Jack Bruce s'implique bien plus sur « Truce » que précédemment, mais ne renouvellera pas l'expérience. Jusqu'en 2008, où cette fois-ci, les deux amis s'allient sous leurs deux noms pour réaliser un séduisant disque de Blues-rock sobre avec « Seven Moons ». Un album live suivit. Ce sera sa dernière escapade en trio.
 Quinze ans auparavant, il y eut B.B.M. Un groupe hélas éphémère où il renouait avec son ancien compère de Cream, Ginger Baker. Gary Moore y tenait la place de guitariste (très certainement un vieux rêve pour ce dernier). Le disque se vendit assez bien et resta près d'un mois dans les charts anglais (atteignant la 9ème place) mais les relations entre Ginger Baker et Gary Moore (deux caractères de cochon) se détériorant rapidement, l'aventure prit fin l'année même de la parution du disque (en 1994). Néanmoins, Bruce retrouva en quelques occasions l'irlandais pour quelques jam sur le répertoire de classiques du Blues, de Cream et de B.B.M.

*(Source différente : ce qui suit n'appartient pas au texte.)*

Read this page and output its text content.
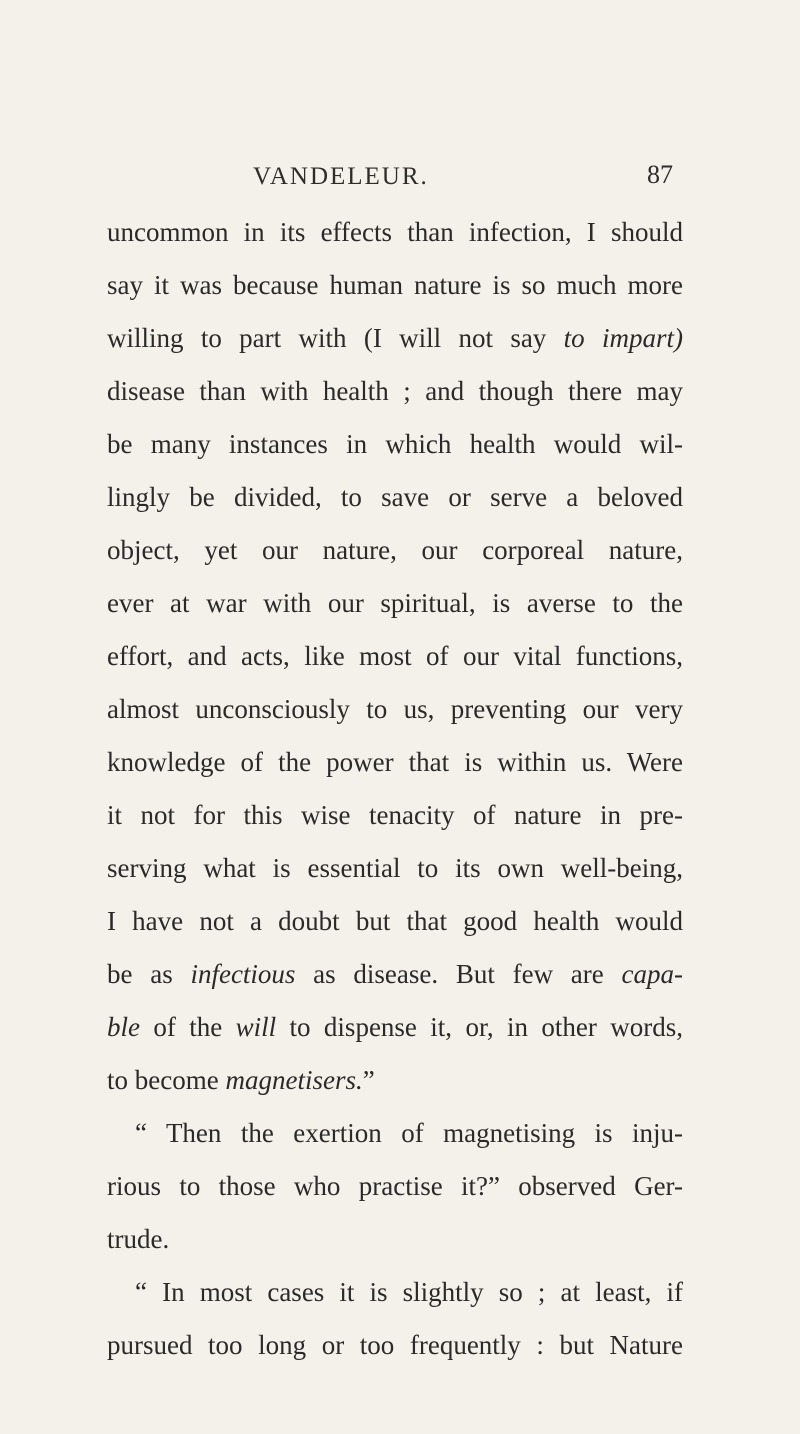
VANDELEUR.	87
uncommon in its effects than infection, I should
say it was because human nature is so much more
willing to part with (I will not say to impart)
disease than with health ; and though there may
be many instances in which health would wil-
lingly be divided, to save or serve a beloved
object, yet our nature, our corporeal nature,
ever at war with our spiritual, is averse to the
effort, and acts, like most of our vital functions,
almost unconsciously to us, preventing our very
knowledge of the power that is within us. Were
it not for this wise tenacity of nature in pre-
serving what is essential to its own well-being,
I have not a doubt but that good health would
be as infectious as disease. But few are capa-
ble of the will to dispense it, or, in other words,
to become magnetisers.”
“ Then the exertion of magnetising is inju-
rious to those who practise it?” observed Ger-
trude.
“ In most cases it is slightly so ; at least, if
pursued too long or too frequently : but Nature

     En 2003, on lui diagnostiqua un cancer du foie, qui l'obligea à mettre ses activités en stand-by. Jusqu'à la reformation provisoire de Cream pour une série de concerts (peut-être déclenchée par la nouvelle de sa maladie et l'incertitude).

Généralement apprécié par ses pairs, il participa à quelques collaborations (parfois pour un titre, sur scène ou en studio). Il joua avec Ringo Starr dans son All Starr Band, mais aussi John McLaughin, Buddy Guy, Lou Reed (sur "Berlin"), Uli Jon RothGraham Bond, Frank Zappa ("Apostrophe"), Mick Taylor, Jimi Hendrix, Michael Schenker, Glenn Hughes, John Cage.

C'est en mars de cette année que sorti le dernier disque de Jack Bruce : « Silver Rails ».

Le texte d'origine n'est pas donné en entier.